何か考え事をしているときに、何でこんなことに気づかなかったのだろう、というような見落としをしていたり、知らず知らずのうちにある枠の中で考えてしまっていた、などという経験をお持ちの方も多いのではないでしょうか。

そうしたことがなぜ起こるかというと、人は前提条件や一定のキーワードの狭い範囲の中でしか物事を考えられないからです。

思考には収束と発散があり、発散は思いつきでどんどんアイデアを出していく頭の使い方ですが、このときも、人は無意識にある枠の中で考えており、全く枠をはずした状態で考えている訳ではありません。

では、こうした思考の壁が存在することを前提としたときに、どのような思考方法を用いれば、上手く考えていくことができるのでしょうか。

私は、そこにはフレームワークの使い方の巧拙が深く関係してくると思っています。フレームワークが何であるかは、それを解説したサイトや書籍が巷にあふれていますので、ここでの説明は割愛します。いわゆる、3Cや4P、7Sなどといわれているものです。

人がある枠の中に偏って考えることしかできないとすれば、全くフレームワークを意識しないで考えたらどうなるでしょうか。そうです。最初にひらめいたことを中心に、散発的に思考を巡らせることになり、全体でとらえた時に見落としや漏れが発生する可能性が高くなります。

また、フレームワークを意識したとして、それが誤っている、または適切でないものであった場合はどうでしょうか。こちらも同じように抜け漏れが発生する可能性があるほか、ずれたことを考えてしまい、そこに無駄な時間を費やすことになってしまうでしょう。

我々コンサルタントがバリューを提供できるのは、こうしたフレームワークをクライアントより少しだけ上手く使うことができるからなのです(バリューを発揮するには、当事者でなく第三者であるという立場の違いも非常に重要なのですが、バリューという観点からの議論は別の機会に譲りたいと思います)。

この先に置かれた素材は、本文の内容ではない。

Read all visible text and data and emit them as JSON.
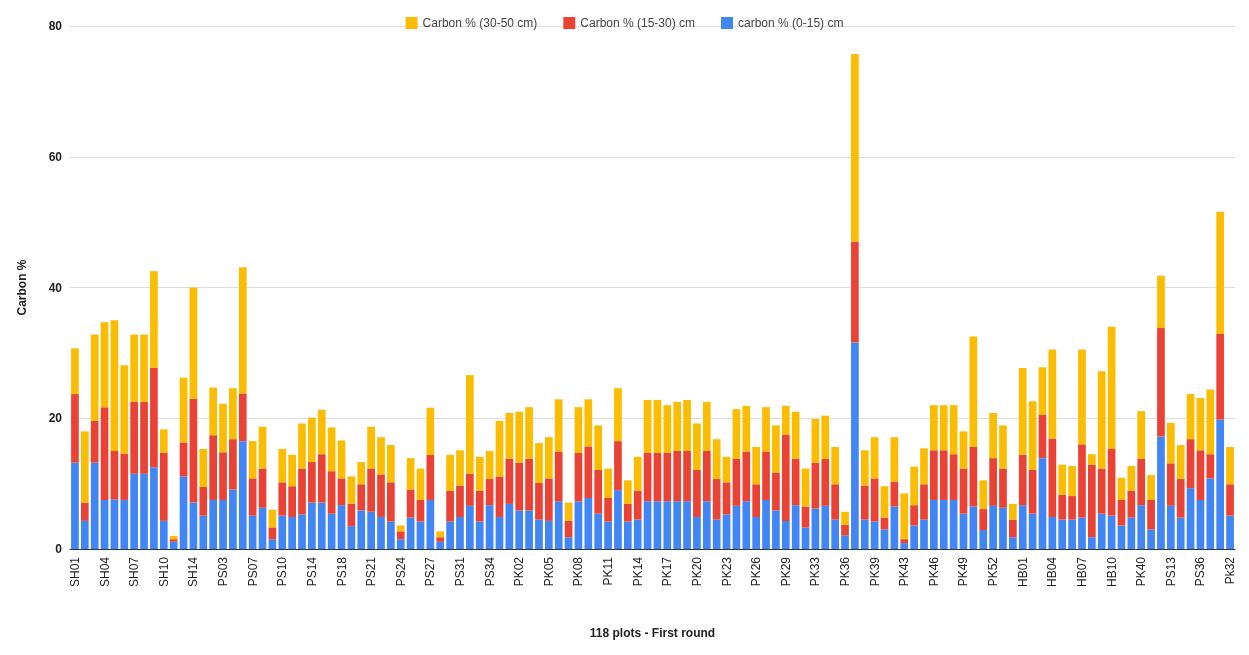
{
  "chart_data": {
    "type": "bar",
    "stacked": true,
    "xlabel": "118 plots - First round",
    "ylabel": "Carbon %",
    "categories": [
      "SH01",
      null,
      null,
      "SH04",
      null,
      null,
      "SH07",
      null,
      null,
      "SH10",
      null,
      null,
      "SH14",
      null,
      null,
      "PS03",
      null,
      null,
      "PS07",
      null,
      null,
      "PS10",
      null,
      null,
      "PS14",
      null,
      null,
      "PS18",
      null,
      null,
      "PS21",
      null,
      null,
      "PS24",
      null,
      null,
      "PS27",
      null,
      null,
      "PS31",
      null,
      null,
      "PS34",
      null,
      null,
      "PK02",
      null,
      null,
      "PK05",
      null,
      null,
      "PK08",
      null,
      null,
      "PK11",
      null,
      null,
      "PK14",
      null,
      null,
      "PK17",
      null,
      null,
      "PK20",
      null,
      null,
      "PK23",
      null,
      null,
      "PK26",
      null,
      null,
      "PK29",
      null,
      null,
      "PK33",
      null,
      null,
      "PK36",
      null,
      null,
      "PK39",
      null,
      null,
      "PK43",
      null,
      null,
      "PK46",
      null,
      null,
      "PK49",
      null,
      null,
      "PK52",
      null,
      null,
      "HB01",
      null,
      null,
      "HB04",
      null,
      null,
      "HB07",
      null,
      null,
      "HB10",
      null,
      null,
      "PK40",
      null,
      null,
      "PS13",
      null,
      null,
      "PS36",
      null,
      null,
      "Pk32"
    ],
    "series": [
      {
        "name": "carbon % (0-15) cm",
        "color": "#4285f4",
        "values": [
          13.2,
          4.3,
          13.2,
          7.5,
          7.6,
          7.5,
          11.5,
          11.5,
          12.5,
          4.3,
          1.1,
          11.1,
          7.1,
          5.1,
          7.5,
          7.5,
          9.1,
          16.5,
          5.1,
          6.3,
          1.5,
          5.1,
          4.9,
          5.3,
          7.1,
          7.1,
          5.4,
          6.7,
          3.5,
          5.9,
          5.7,
          4.9,
          4.2,
          1.5,
          4.8,
          4.2,
          7.5,
          1.1,
          4.2,
          4.9,
          6.6,
          4.2,
          6.7,
          4.9,
          6.9,
          5.9,
          5.9,
          4.5,
          4.3,
          7.3,
          1.8,
          7.3,
          7.8,
          5.4,
          4.2,
          9.0,
          4.2,
          4.5,
          7.3,
          7.3,
          7.3,
          7.3,
          7.3,
          4.9,
          7.3,
          4.5,
          5.3,
          6.6,
          7.3,
          4.9,
          7.5,
          5.9,
          4.3,
          6.7,
          3.3,
          6.2,
          6.6,
          4.5,
          2.1,
          31.6,
          4.5,
          4.2,
          3.0,
          6.5,
          0.9,
          3.6,
          4.5,
          7.5,
          7.5,
          7.5,
          5.4,
          6.5,
          2.9,
          6.6,
          6.3,
          1.8,
          6.7,
          5.4,
          13.9,
          4.9,
          4.5,
          4.5,
          4.8,
          1.8,
          5.4,
          5.1,
          3.6,
          4.8,
          6.7,
          3.0,
          17.2,
          6.6,
          4.8,
          9.3,
          7.5,
          10.8,
          19.8,
          5.1
        ]
      },
      {
        "name": "Carbon % (15-30) cm",
        "color": "#ea4335",
        "values": [
          10.5,
          2.8,
          6.4,
          14.2,
          7.4,
          7.1,
          11.0,
          11.0,
          15.2,
          10.4,
          0.4,
          5.2,
          15.9,
          4.4,
          9.9,
          7.3,
          7.7,
          7.3,
          5.7,
          6.0,
          1.8,
          5.1,
          4.7,
          7.0,
          6.2,
          7.4,
          6.5,
          4.1,
          3.4,
          4.0,
          6.6,
          6.5,
          6.0,
          1.2,
          4.3,
          3.3,
          6.9,
          0.7,
          4.7,
          4.8,
          4.9,
          4.7,
          4.0,
          6.2,
          6.9,
          7.3,
          7.9,
          5.6,
          6.5,
          7.6,
          2.5,
          7.4,
          7.9,
          6.7,
          3.6,
          7.5,
          2.7,
          4.4,
          7.4,
          7.4,
          7.4,
          7.7,
          7.7,
          7.2,
          7.7,
          6.2,
          4.9,
          7.2,
          7.6,
          5.0,
          7.4,
          5.8,
          13.2,
          7.1,
          3.2,
          7.0,
          7.2,
          5.4,
          1.6,
          15.4,
          5.2,
          6.6,
          1.8,
          3.8,
          0.6,
          3.1,
          5.4,
          7.6,
          7.6,
          7.0,
          6.9,
          9.1,
          3.2,
          7.3,
          6.0,
          2.7,
          7.7,
          6.7,
          6.6,
          12.0,
          3.8,
          3.6,
          11.2,
          11.1,
          6.9,
          10.2,
          3.9,
          4.1,
          7.1,
          4.5,
          16.6,
          6.5,
          5.9,
          7.5,
          7.6,
          3.7,
          13.1,
          4.8
        ]
      },
      {
        "name": "Carbon % (30-50 cm)",
        "color": "#fbbc04",
        "values": [
          7.0,
          10.9,
          13.2,
          13.0,
          20.0,
          13.5,
          10.3,
          10.3,
          14.8,
          3.6,
          0.5,
          9.9,
          17.0,
          5.8,
          7.3,
          7.4,
          7.8,
          19.3,
          5.7,
          6.4,
          2.7,
          5.1,
          4.8,
          6.9,
          6.8,
          6.8,
          6.7,
          5.8,
          4.2,
          3.4,
          6.4,
          5.7,
          5.7,
          0.9,
          4.8,
          4.8,
          7.2,
          0.9,
          5.5,
          5.4,
          15.1,
          5.2,
          4.3,
          8.5,
          7.0,
          7.8,
          7.9,
          6.1,
          6.3,
          8.0,
          2.8,
          7.0,
          7.2,
          6.8,
          4.5,
          8.1,
          3.6,
          5.2,
          8.1,
          8.1,
          7.3,
          7.5,
          7.8,
          7.1,
          7.5,
          6.1,
          3.9,
          7.6,
          7.0,
          5.7,
          6.8,
          7.2,
          4.4,
          7.2,
          5.8,
          6.7,
          6.6,
          5.7,
          2.0,
          28.7,
          5.4,
          6.3,
          4.8,
          6.8,
          7.0,
          5.9,
          5.5,
          6.9,
          6.9,
          7.5,
          5.7,
          16.9,
          4.4,
          6.9,
          6.6,
          2.4,
          13.3,
          10.5,
          7.3,
          13.6,
          4.6,
          4.6,
          14.5,
          1.6,
          14.9,
          18.7,
          3.4,
          3.8,
          7.3,
          3.8,
          8.0,
          6.2,
          5.2,
          6.9,
          8.0,
          9.9,
          18.7,
          5.7
        ]
      }
    ],
    "ylim": [
      0,
      80
    ],
    "yticks": [
      0,
      20,
      40,
      60,
      80
    ],
    "grid": "y",
    "legend": "top"
  }
}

クライアントから相談を受けたときに、コンサルタントは、どのような観点で分析を行うか、議論のスコープはどこに設定すればよいか、ということを考えます。

私が日々クライアントと接していて感じるのは、クライアントはある一定の思い込みや、見えている表層的な問題に意識が集中し、そこにとらわれたものの見方をしているケースが非常に多いということです。

そこで、私は、そこから一歩引いて、クライアントが考えているフレームワーク(クライアント自身はフレームワークを自覚していないケースも多々あります)よりも広いフレームワークを用いることで、クライアントが前提条件としていることから調べ直す必要がないかを考えます。例えば、自社と競合の関係について議論をしているクライアントに対して、もっとマクロの視点で外部環境を分析する必要がないか、というようにです。

このように、フレームワークを上手く使いこなすことで、人が苦手としている思考の弱点を補い、思考の壁を乗り越えていくことができるのです。